Benutzerbild von bellamartha
 
Registriert seit: 30.05.2010
Beiträge: 6.163
Berlin

Es begab sich, dass der Liebste und ich für ein Wochenende in die Bundeshauptstadt reisten, um dort am Müggelseeschwimmen teilzunehmen. Freitags sind wir am frühen Abend los gefahren, leider mit dem Auto, weil Björn mal wieder zu geizig für die Bahn war. Dabei wäre das Ticket echt günstig gewesen, aber er kriegt den Sprit umsonst von der Firma, die Umweltsau. Ich habe mich dafür überwiegend schlafend hinten auf der Ladefläche des Combos aufgehalten und bin nur die letzten 70 km gefahren, weil Björn dann so müde war.
Unsere Unterkunft war das nagelneu kernsanierte Haus von Freunden in Berlin Steglitz. Die haben da so ein Mehrgenerationen-Projekt gemacht und mehrere der Mitmacher sind Architekten. Ihr könnt euch vorstellen, dass wir da sehr hübsch gewohnt haben, nicht wahr? Weil die Bewohner im Urlaub waren, hatten wir die Wohnung für uns allein.
Berlin wird immer ein ganz besonderer Ort für mich sein, irgendwie irritierend, sehnsüch-tig, traumhaft und ein bisschen traumatisch. Zwei Traumata meines Lebens haben sich dort abgespielt: Ein abgebrochenes Tiermedizin Studium und meine – neben Björn – größte Liebe, die vielleicht die Liebe meines Lebens ist. Aber unerfüllte Lieben sind immer die Größten oder?
Dass ich in Berlin gelebt, gelernt, geliebt und gelitten habe, ist Jahre her und seit erst dem Studienabbruch und dann dem Auseinanderbrechen der kurzen Beziehung zu Marcus ist diese Stadt für mich ein schwieriges Pflaster, das ich jahrelang gemieden habe, wie es mir nur möglich war. Ich war nur ab und an zum Marathonlaufen dort und später öfter, als meine beste Freundin Annika dort Tiermedizin studierte.
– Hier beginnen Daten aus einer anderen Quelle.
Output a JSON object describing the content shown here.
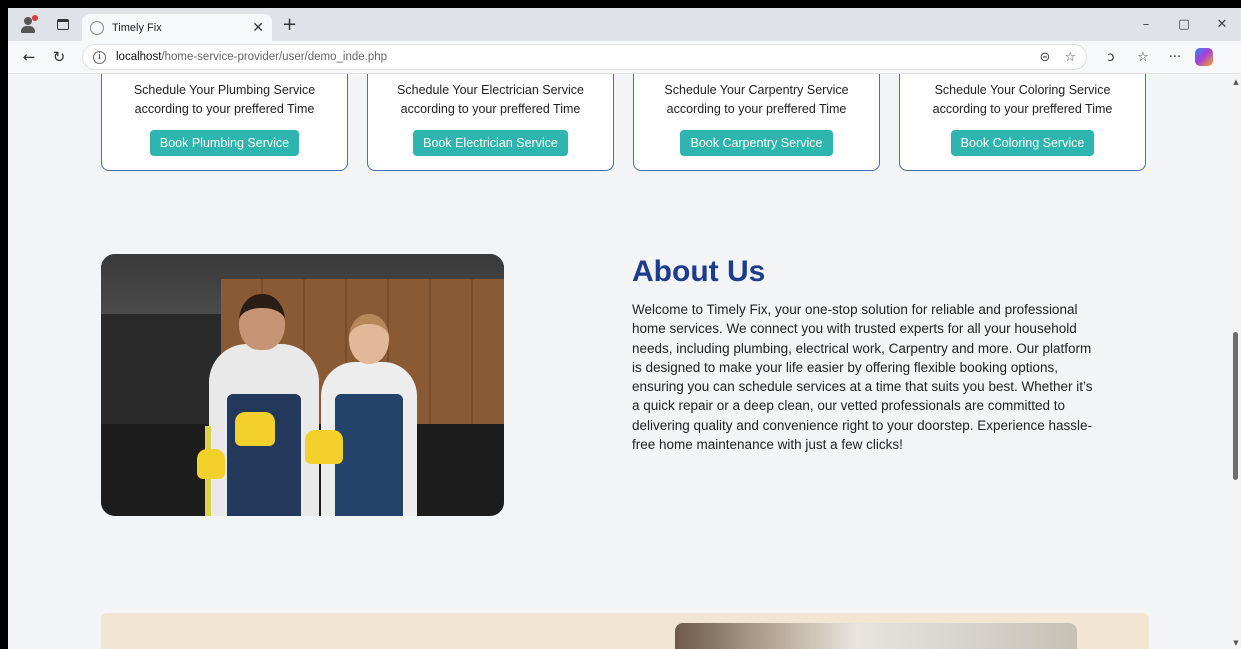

Irgendwann traf ich Marcus noch mal wieder und musste feststellen, dass sich nach all den Jahren nichts geändert hatte: Nichts an meiner Liebe und nichts daran, dass sie nicht von ihm erwidert wurde. Es war grauenhaft und führte zu dem Entschluss, dass ich diesen Mann meiden muss wie der Teufel das Weihwasser. Bisher habe ich mich dran gehalten. Aus gutem Grunde, wie ich an diesem Wochenende wieder feststellte. Allein die Tatsache in Berlin zu sein, reicht aus, um einen Haufen Gefühle wachzurütteln. Sich durch die Stadt zu bewegen, ihn dort irgendwo zu wissen, alte Orte zu sehen… es war echt nicht leicht für mich.
Gleichzeitig weckt die Stadt eine Sehnsucht, dort zu leben, eine absurde Sehnsucht, denn ich weiß, dass ich eher nicht nach Berlin gehöre, unabhängig davon, dass ich nicht sein kann, wo Marcus ist. Die Sehnsucht rührt vielleicht vom zweiten Trauma her, das zeitlich gesehen das erste ist, dem abgebrochenen Tiermedizin Studium. Es ist gar nicht wichtig, ob ich Tierärztin bin oder Sozialarbeiterin, vielmehr entspringt die Sehnsucht der Frage, was gewesen wäre wenn… Ich bin ein Mensch, der sich in solchen Gedankenspielen ver-lieren kann und ich komme dann ins Grübeln, ob ich im Leben die richtigen Entscheidungen getroffen habe. (Dasselbe Phänomen kenne ich übrigens aus dem Urlaub, wo ich auch immer in solche Grübeleien verfalle und darüber nachdenke wie es wäre, wenn ich nun einfach nicht in mein altes Leben zurück kehrte.) Ich frage mich, was heute wäre, wenn ich in Berlin geblieben wäre und dann seit nun zwanzig Jahren dort wäre? Sicher würde ich dann Björn nicht kennen, mit wem würde ich dann leben? Was würde ich arbeiten? Wer wären meine Freunde? Hätte ich Kinder und wie alt wären die?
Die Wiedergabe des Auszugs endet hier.